Por las mañanas era Pablo quien me cuidaba y, las veces que tuve que ir a consultas médicas me acompañó. Freddy nos ayudaba con frecuencia, sobre todo con el tema de la editorial. Macbeth me pidió encarecidamente que hallara la manera de no atrasarme, pero con medio cuerpo discapacitado fue imposible. Ideamos una manera bastante buena: Como no quería dejar de lado las correcciones, yo le decía a mi editor lo que quería poner y era él quien tecleaba. Así matábamos dos de un mismo tiro. Por fortuna, todo salió bien y ya solo me queda redactar los capítulos.

El médico dijo que era probable que no tuviera toda la fuerza necesaria en mi mano derecha por el comienzo, pero que luego las cosas se normalizarían. Con respecto a mi auto, sé que todavía está en el taller y a juzgar por las fotos que me han ido enviando los técnicos, va a salir muy bien. Al menos ese es un problema del que puedo despreocuparme.

Mi yaya estuvo muy al pendiente de lo que me sucedió. Me llamaba todos los días hasta tres veces y en una ocasión hasta pudo comunicarse con Pablo. Ella me aseguró que lo recordaba, pero que me mandaría toda la información más adelante. Mi abuela es como una espía de la CIA. Mamá solo se comunicó un par de veces, pero prometió que vendría a visitarme el próximo año para ver cómo estaba y pasar tiempo con sus nietos.

Cierro la puerta y veo a Pablo poner la comida sobre dos platos que ya tenía preparados previamente para cenar.
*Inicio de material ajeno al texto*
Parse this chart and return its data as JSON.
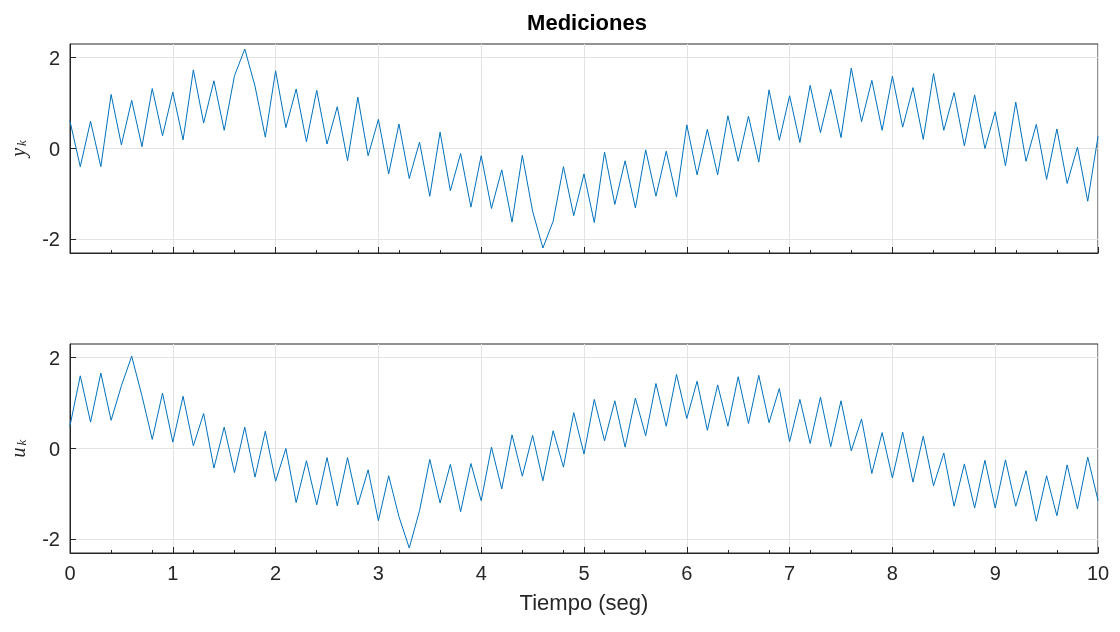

Acordamos que íbamos a definir el final de Concupiscencia, es un asunto que nos urge a los dos y, aunque yo no deseo dejar ningún cabo suelto en la historia él insiste en que sí. Lo haremos como adultos maduros que son capaces de tomar sus propias decisiones. Nada de sexo, objetos voladores ni gritos. Tendrá que existir un punto medio para los dos.

Avanzo hasta la isleta de la cocina y me siento frente a mi mejor amigo de la infancia. Estoy hambrienta y, aunque le dije que podía cocinar para los dos insistió en comprar algo para que así no tuviera que forzar mi mano. Es tan considerado que nadie diría que hablamos del mismo cabrón que al principio de esto me chantajeaba con contarle a mi abuela de mi mala relación con mi hermana.

—Entonces, mapachito… —Descubrí que me llama así por mis ojeras y no lo culpo porque realmente parezco un mapache—… ¿Qué piensas de dejar algún personaje soltero y crear un tercer libro?

Trago un pedazo de pan con mi vista fija en las calorías que me van a entrar al cuerpo.

—Eso queda fuera de discusión, no quiero seguir con Concupiscencia —murmuro con la boca llena—. Todo debe tener un final en su momento correcto y este es el del libro.